California’s largest oil producer, which cleared Chapter 11 bankruptcy reorganization earlier this year, has gained national recognition for its decarbonization efforts just as its CEO Todd Stevens, 53, is leaving.


Under the global environmental disclosure system administered by the non-profit Carbon Disclosure Project (CDP), California Resources Corp. (CRC) has received an “A-” rating for its 2020 climate disclosure, which CRC spokesperson Richard Venn described as a “top score at CDP’s leadership level.

“CRC once again received the highest ranking among all U.S. oil and gas companies,” Venn said, tying for the top spot with another U.S.-based exploration and production (E&P) company with global operations.

After reaching the CDP leadership level for the past two years, CRC has shown its value as a “dedicated and dependable energy producer for Californians,” said Venn, adding that the exploration and production company’s 2030 sustainability goals are aligned with state goals. 

CDP supports thousands of companies, cities, states and regions in measuring and managing their risks and opportunities on climate change, water security and deforestation at the request of investors, purchasers and city stakeholders. The scoring measures the comprehensiveness of disclosure, awareness and management of environmental risks and best practices associated with environmental leadership, such as setting ambitious and meaningful targets.

Stevens said the ranking underscores CRC’s strong environmental, social and governance (ESG) principles, and the dedication of its workforce to “safely, responsibly and sustainably meet California’s energy demand while abiding by the high standards Californians expect.

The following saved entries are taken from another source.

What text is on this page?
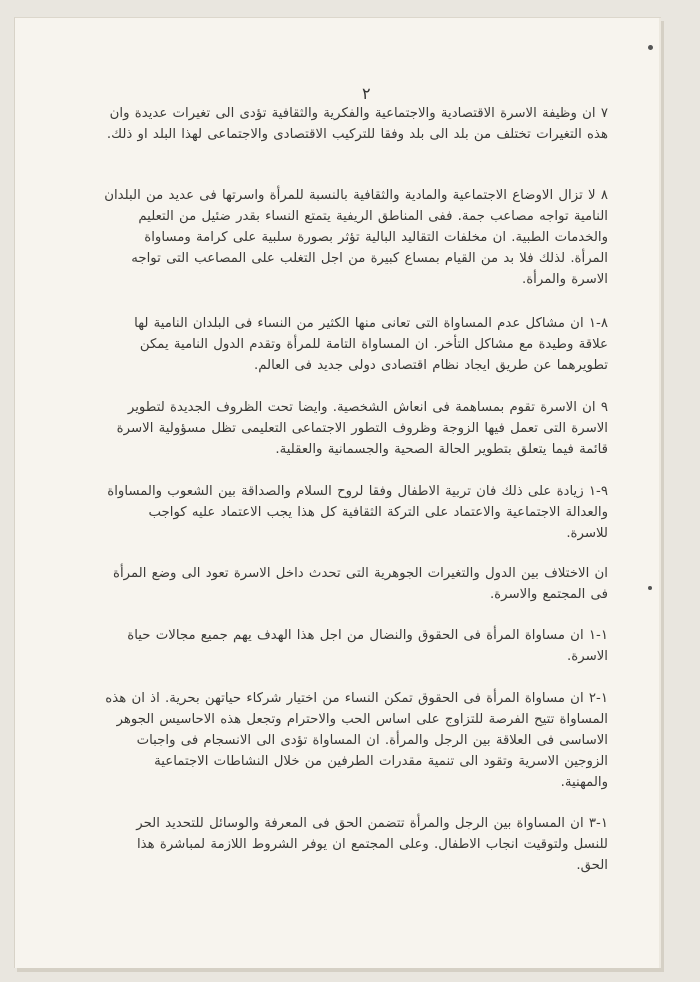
٢

٧ ان وظيفة الاسرة الاقتصادية والاجتماعية والفكرية والثقافية تؤدى الى تغيرات عديدة وان هذه التغيرات تختلف من بلد الى بلد وفقا للتركيب الاقتصادى والاجتماعى لهذا البلد او ذلك.

٨ لا تزال الاوضاع الاجتماعية والمادية والثقافية بالنسبة للمرأة واسرتها فى عديد من البلدان النامية تواجه مصاعب جمة. ففى المناطق الريفية يتمتع النساء بقدر ضئيل من التعليم والخدمات الطبية. ان مخلفات التقاليد البالية تؤثر بصورة سلبية على كرامة ومساواة المرأة. لذلك فلا بد من القيام بمساع كبيرة من اجل التغلب على المصاعب التى تواجه الاسرة والمرأة.

٨-١ ان مشاكل عدم المساواة التى تعانى منها الكثير من النساء فى البلدان النامية لها علاقة وطيدة مع مشاكل التأخر. ان المساواة التامة للمرأة وتقدم الدول النامية يمكن تطويرهما عن طريق ايجاد نظام اقتصادى دولى جديد فى العالم.

٩ ان الاسرة تقوم بمساهمة فى انعاش الشخصية. وايضا تحت الظروف الجديدة لتطوير الاسرة التى تعمل فيها الزوجة وظروف التطور الاجتماعى التعليمى تظل مسؤولية الاسرة قائمة فيما يتعلق بتطوير الحالة الصحية والجسمانية والعقلية.

٩-١ زيادة على ذلك فان تربية الاطفال وفقا لروح السلام والصداقة بين الشعوب والمساواة والعدالة الاجتماعية والاعتماد على التركة الثقافية كل هذا يجب الاعتماد عليه كواجب للاسرة.

ان الاختلاف بين الدول والتغيرات الجوهرية التى تحدث داخل الاسرة تعود الى وضع المرأة فى المجتمع والاسرة.

١-١ ان مساواة المرأة فى الحقوق والنضال من اجل هذا الهدف يهم جميع مجالات حياة الاسرة.

١-٢ ان مساواة المرأة فى الحقوق تمكن النساء من اختيار شركاء حياتهن بحرية. اذ ان هذه المساواة تتيح الفرصة للتزاوج على اساس الحب والاحترام وتجعل هذه الاحاسيس الجوهر الاساسى فى العلاقة بين الرجل والمرأة. ان المساواة تؤدى الى الانسجام فى واجبات الزوجين الاسرية وتقود الى تنمية مقدرات الطرفين من خلال النشاطات الاجتماعية والمهنية.

١-٣ ان المساواة بين الرجل والمرأة تتضمن الحق فى المعرفة والوسائل للتحديد الحر للنسل ولتوقيت انجاب الاطفال. وعلى المجتمع ان يوفر الشروط اللازمة لمباشرة هذا الحق.
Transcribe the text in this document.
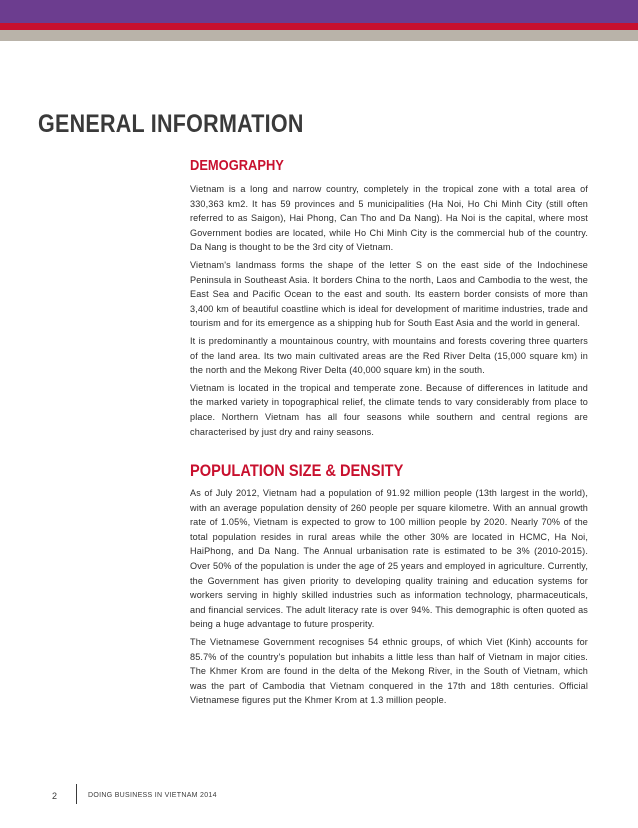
GENERAL INFORMATION
DEMOGRAPHY

Vietnam is a long and narrow country, completely in the tropical zone with a total area of 330,363 km2. It has 59 provinces and 5 municipalities (Ha Noi, Ho Chi Minh City (still often referred to as Saigon), Hai Phong, Can Tho and Da Nang). Ha Noi is the capital, where most Government bodies are located, while Ho Chi Minh City is the commercial hub of the country. Da Nang is thought to be the 3rd city of Vietnam.

Vietnam's landmass forms the shape of the letter S on the east side of the Indochinese Peninsula in Southeast Asia. It borders China to the north, Laos and Cambodia to the west, the East Sea and Pacific Ocean to the east and south. Its eastern border consists of more than 3,400 km of beautiful coastline which is ideal for development of maritime industries, trade and tourism and for its emergence as a shipping hub for South East Asia and the world in general.

It is predominantly a mountainous country, with mountains and forests covering three quarters of the land area. Its two main cultivated areas are the Red River Delta (15,000 square km) in the north and the Mekong River Delta (40,000 square km) in the south.

Vietnam is located in the tropical and temperate zone. Because of differences in latitude and the marked variety in topographical relief, the climate tends to vary considerably from place to place. Northern Vietnam has all four seasons while southern and central regions are characterised by just dry and rainy seasons.

POPULATION SIZE & DENSITY

As of July 2012, Vietnam had a population of 91.92 million people (13th largest in the world), with an average population density of 260 people per square kilometre. With an annual growth rate of 1.05%, Vietnam is expected to grow to 100 million people by 2020. Nearly 70% of the total population resides in rural areas while the other 30% are located in HCMC, Ha Noi, HaiPhong, and Da Nang. The Annual urbanisation rate is estimated to be 3% (2010-2015). Over 50% of the population is under the age of 25 years and employed in agriculture. Currently, the Government has given priority to developing quality training and education systems for workers serving in highly skilled industries such as information technology, pharmaceuticals, and financial services. The adult literacy rate is over 94%. This demographic is often quoted as being a huge advantage to future prosperity.

The Vietnamese Government recognises 54 ethnic groups, of which Viet (Kinh) accounts for 85.7% of the country's population but inhabits a little less than half of Vietnam in major cities. The Khmer Krom are found in the delta of the Mekong River, in the South of Vietnam, which was the part of Cambodia that Vietnam conquered in the 17th and 18th centuries. Official Vietnamese figures put the Khmer Krom at 1.3 million people.

2	DOING BUSINESS IN VIETNAM 2014
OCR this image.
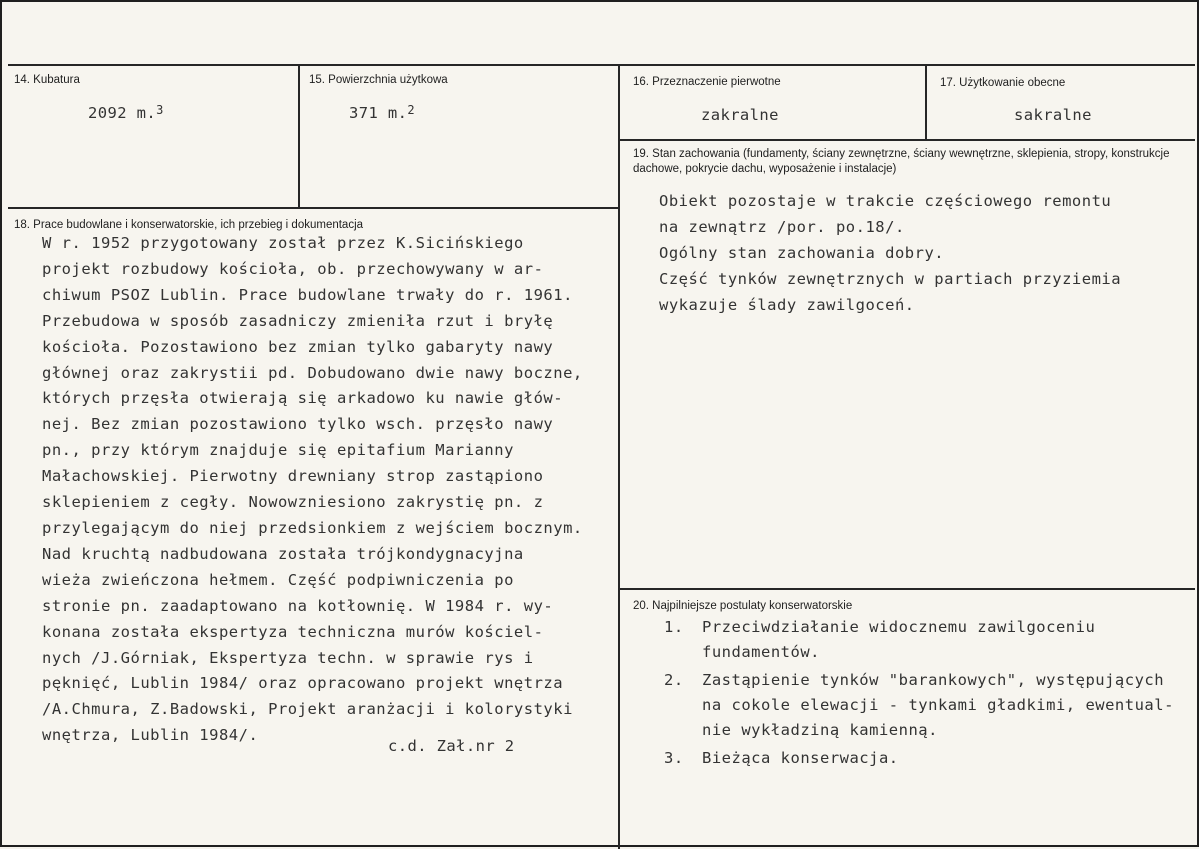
14. Kubatura
2092 m.$^3$
15. Powierzchnia użytkowa
371 m.$^2$
16. Przeznaczenie pierwotne
zakralne
17. Użytkowanie obecne
sakralne
19. Stan zachowania (fundamenty, ściany zewnętrzne, ściany wewnętrzne, sklepienia, stropy, konstrukcje dachowe, pokrycie dachu, wyposażenie i instalacje)
Obiekt pozostaje w trakcie częściowego remontu
na zewnątrz /por. po.18/.
Ogólny stan zachowania dobry.
Część tynków zewnętrznych w partiach przyziemia
wykazuje ślady zawilgoceń.
18. Prace budowlane i konserwatorskie, ich przebieg i dokumentacja
W r. 1952 przygotowany został przez K.Sicińskiego
projekt rozbudowy kościoła, ob. przechowywany w ar-
chiwum PSOZ Lublin. Prace budowlane trwały do r. 1961.
Przebudowa w sposób zasadniczy zmieniła rzut i bryłę
kościoła. Pozostawiono bez zmian tylko gabaryty nawy
głównej oraz zakrystii pd. Dobudowano dwie nawy boczne,
których przęsła otwierają się arkadowo ku nawie głów-
nej. Bez zmian pozostawiono tylko wsch. przęsło nawy
pn., przy którym znajduje się epitafium Marianny
Małachowskiej. Pierwotny drewniany strop zastąpiono
sklepieniem z cegły. Nowowzniesiono zakrystię pn. z
przylegającym do niej przedsionkiem z wejściem bocznym.
Nad kruchtą nadbudowana została trójkondygnacyjna
wieża zwieńczona hełmem. Część podpiwniczenia po
stronie pn. zaadaptowano na kotłownię. W 1984 r. wy-
konana została ekspertyza techniczna murów kościel-
nych /J.Górniak, Ekspertyza techn. w sprawie rys i
pęknięć, Lublin 1984/ oraz opracowano projekt wnętrza
/A.Chmura, Z.Badowski, Projekt aranżacji i kolorystyki
wnętrza, Lublin 1984/.
c.d. Zał.nr 2
20. Najpilniejsze postulaty konserwatorskie
1. Przeciwdziałanie widocznemu zawilgoceniu
fundamentów.
2. Zastąpienie tynków "barankowych", występujących
na cokole elewacji - tynkami gładkimi, ewentual-
nie wykładziną kamienną.
3. Bieżąca konserwacja.
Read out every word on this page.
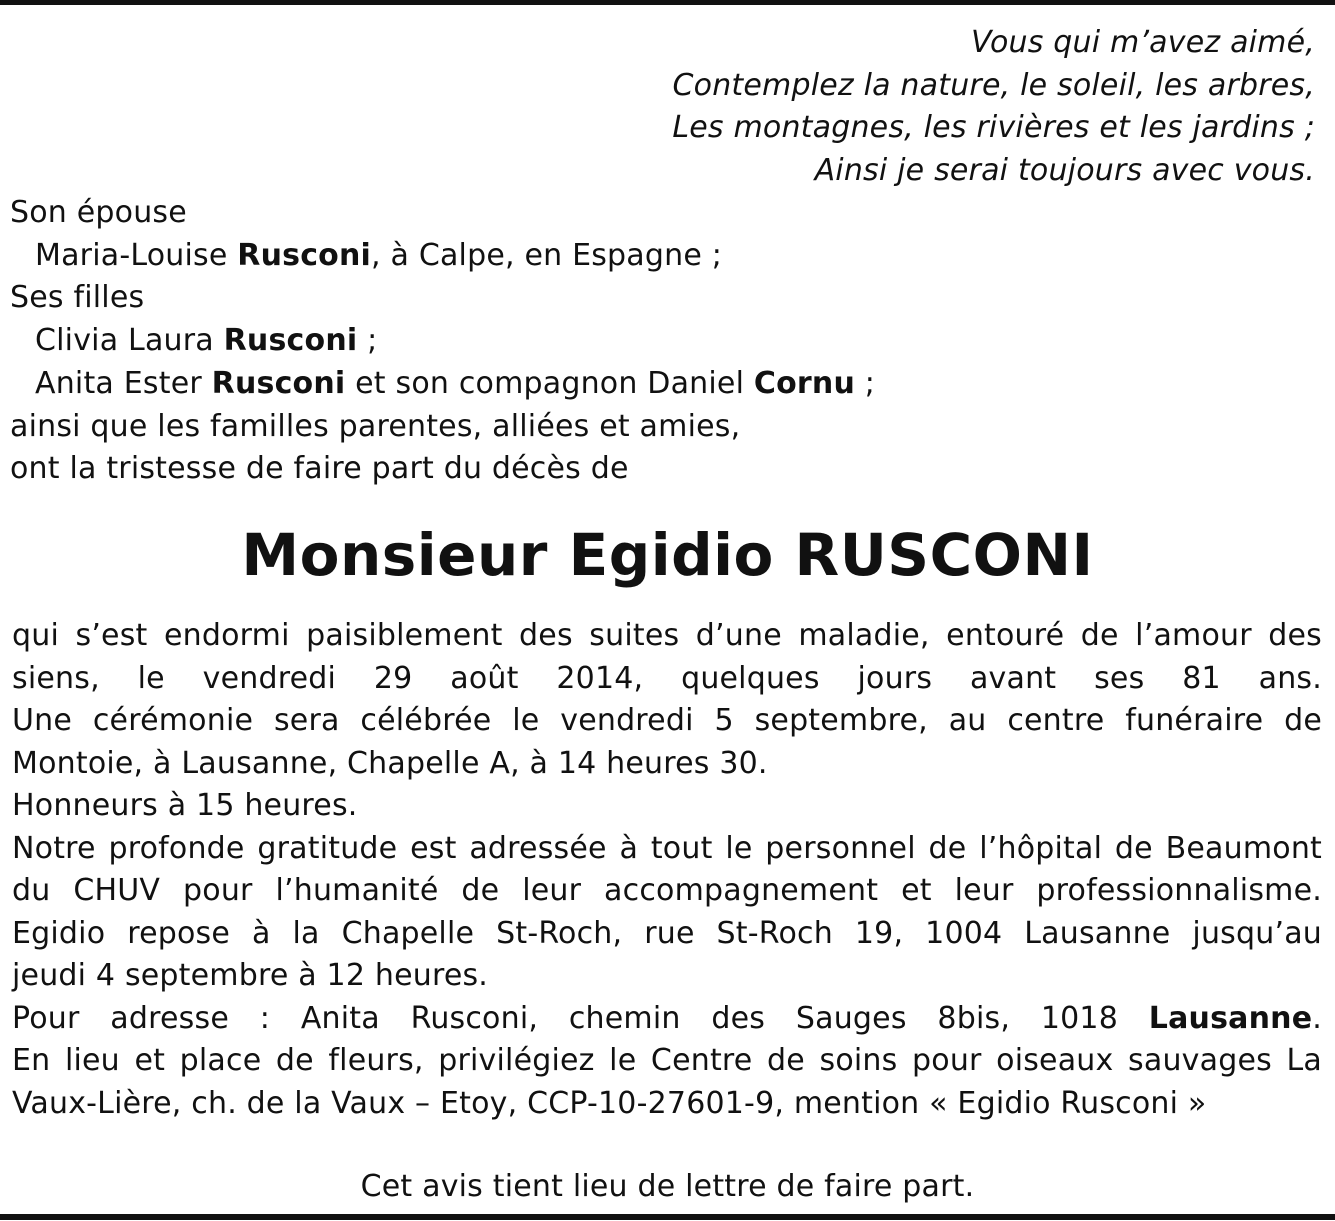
Vous qui m’avez aimé,
Contemplez la nature, le soleil, les arbres,
Les montagnes, les rivières et les jardins ;
Ainsi je serai toujours avec vous.
Son épouse
Maria-Louise Rusconi, à Calpe, en Espagne ;
Ses filles
Clivia Laura Rusconi ;
Anita Ester Rusconi et son compagnon Daniel Cornu ;
ainsi que les familles parentes, alliées et amies,
ont la tristesse de faire part du décès de
Monsieur Egidio RUSCONI
qui s’est endormi paisiblement des suites d’une maladie, entouré de l’amour des
siens, le vendredi 29 août 2014, quelques jours avant ses 81 ans.
Une cérémonie sera célébrée le vendredi 5 septembre, au centre funéraire de
Montoie, à Lausanne, Chapelle A, à 14 heures 30.
Honneurs à 15 heures.
Notre profonde gratitude est adressée à tout le personnel de l’hôpital de Beaumont
du CHUV pour l’humanité de leur accompagnement et leur professionnalisme.
Egidio repose à la Chapelle St-Roch, rue St-Roch 19, 1004 Lausanne jusqu’au
jeudi 4 septembre à 12 heures.
Pour adresse : Anita Rusconi, chemin des Sauges 8bis, 1018 Lausanne.
En lieu et place de fleurs, privilégiez le Centre de soins pour oiseaux sauvages La
Vaux-Lière, ch. de la Vaux – Etoy, CCP-10-27601-9, mention « Egidio Rusconi »
Cet avis tient lieu de lettre de faire part.
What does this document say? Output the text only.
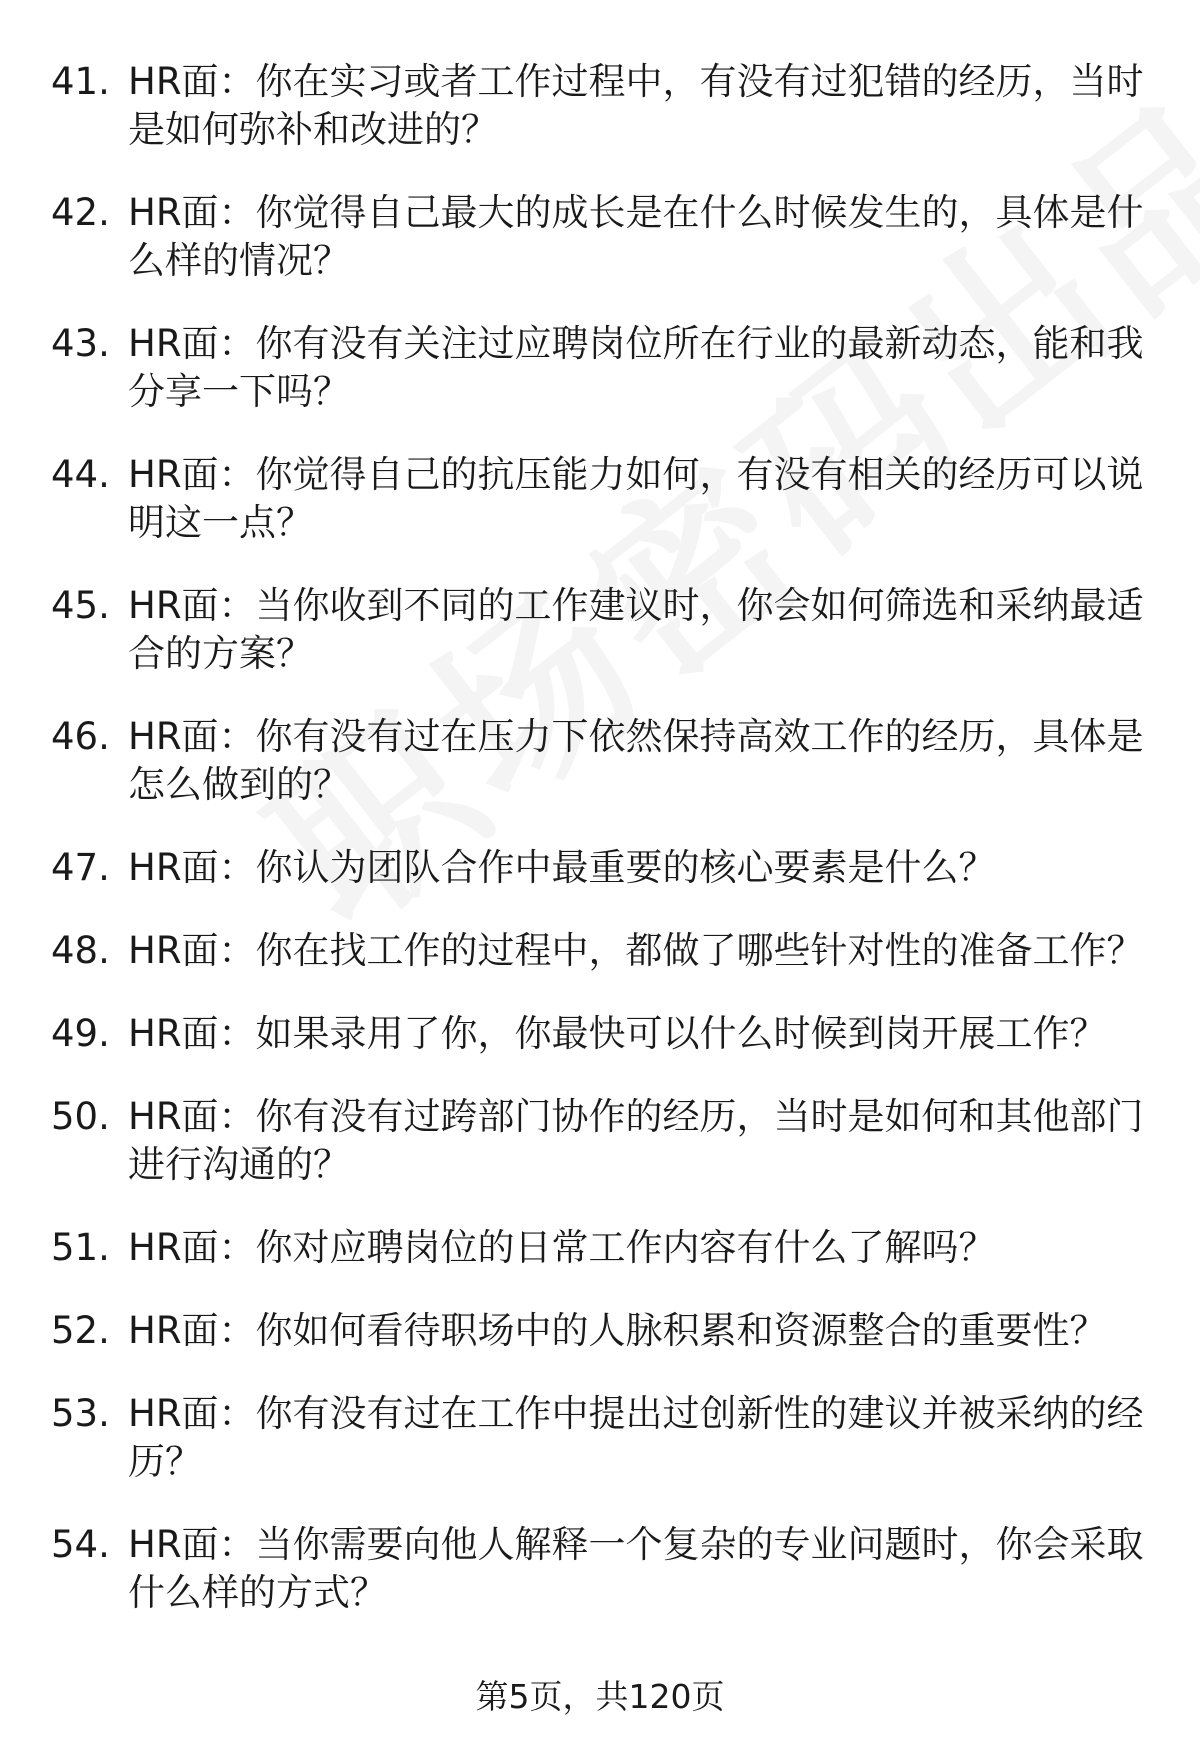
41. HR面：你在实习或者工作过程中，有没有过犯错的经历，当时是如何弥补和改进的？
42. HR面：你觉得自己最大的成长是在什么时候发生的，具体是什么样的情况？
43. HR面：你有没有关注过应聘岗位所在行业的最新动态，能和我分享一下吗？
44. HR面：你觉得自己的抗压能力如何，有没有相关的经历可以说明这一点？
45. HR面：当你收到不同的工作建议时，你会如何筛选和采纳最适合的方案？
46. HR面：你有没有过在压力下依然保持高效工作的经历，具体是怎么做到的？
47. HR面：你认为团队合作中最重要的核心要素是什么？
48. HR面：你在找工作的过程中，都做了哪些针对性的准备工作？
49. HR面：如果录用了你，你最快可以什么时候到岗开展工作？
50. HR面：你有没有过跨部门协作的经历，当时是如何和其他部门进行沟通的？
51. HR面：你对应聘岗位的日常工作内容有什么了解吗？
52. HR面：你如何看待职场中的人脉积累和资源整合的重要性？
53. HR面：你有没有过在工作中提出过创新性的建议并被采纳的经历？
54. HR面：当你需要向他人解释一个复杂的专业问题时，你会采取什么样的方式？
第5页，共120页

“Our 2030 Sustainability Goals and ESG principles are a strategic differentiator among Global and North American energy producers, and we look forward to advancing our industry-leading sustainability projects that we believe are integral to achieving California’s climate goals under the Paris Climate Accord.”

Stevens is leaving CRC at the end of the year, according to an 8K filing by CRC to the Securities and Exchange Commission. Executive board chairman Mark McFarland is set to become interim CEO while the board conducts a search for Stevens’ replacement. Stevens spent more than 20 years with Occidental Petroleum Corp. (Oxy) and another six years heading CRC after it was spun off in 2014 by Oxy.

CRC filed for Chapter 11 last July and emerged with a reorganized balance sheet and new stock in early November. For 3Q2020, CRC reported a $29 million loss (minus $2.20/share), compared with net income of $94 million ($1.89) for the same period in 2019.